2024年4月24日(水)

パラアスリート~越えてきた壁の数だけ強くなれた

2014年10月9日

大学時代の「気の緩み」と弱視への認識

 そして篠原信一監督率いる天理大学へ進学する。

 基礎体力はすでに高校時代にできているため練習は短時間に集中して行われた。

 「篠原先生は重量級の選手全員に毎日稽古をつけてくれるのですが、はじめの頃は先生と稽古すると体力を吸い取られるような感覚がしました。それだけ力の差があるというか、格の違いがあるということです」

 上下関係や寮生活は厳しいものの全国から強者が集まる天理大は、個々の練習は部員の自主的な取り組みに任されている。したがって高校生の頃のように細かく指示を出されることや、熱い言葉で背中を押されることもない。

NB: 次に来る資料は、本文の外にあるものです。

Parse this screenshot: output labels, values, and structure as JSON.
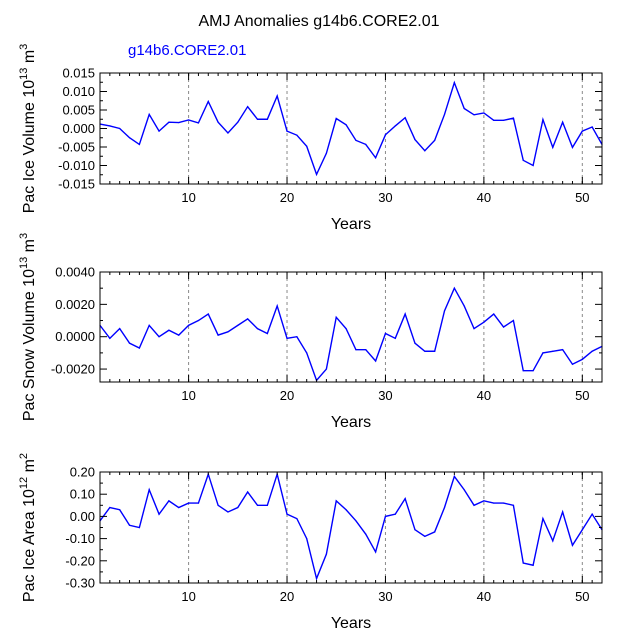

 正木曰く「これで僕の悪いところが出てしまったのです」と笑う。

 「僕は先生がいなくなると手を抜いてしまうのですが(笑)、大学の時はその悪いところが出てしまったのです。先生がいないところでは追い込まなくてもいい、なんて……。そんな気持ちでいると、周りにいる本当に強くなりたいと思っている選手と差が開いてしまうのです。それが当時はわかっていませんでした。だから大学では結果が残せなかったと思います」

 言葉の通りであれば「さぼり?」と受け取れる。今にして思える反省なのかもしれないが、当時の正木にとって集団生活はそれ自体が心をすり減らすほど疲労を伴うものだったはずだ。本人の自覚がなかっただけで、幼い頃から健常者と共に規則や時間通りに生活すること自体が厳しかったのだろう。先生がいないと気が緩んでしまうというのも、こうした蓄積の影響ではないかと考えられる。決してさぼりではない。疲弊しきっていた心と身体が休息を欲していたのだと筆者は補いたい。しかし、正木は弱視のことは絶対に理由にしてはいけないという思いがあった。問題はあくまでも自分の心にあるということだ。

 弱視のことが顕在化するのは、大学4年の健康診断の時である。再検査を経て著しい視力の低下が明らかになった。警察官や刑務官に就きたいと考えていた正木にとって、弱視で色が識別できない状態に「この先どうしたらいいのだろうか」と将来が見えなくなって頭を抱えていた時に徳島県立盲学校の高垣治教諭に出合った。高垣はバルセロナパラリンピック95kg級の金メダリストである。これが正木の人生を変えるキッカケとなる。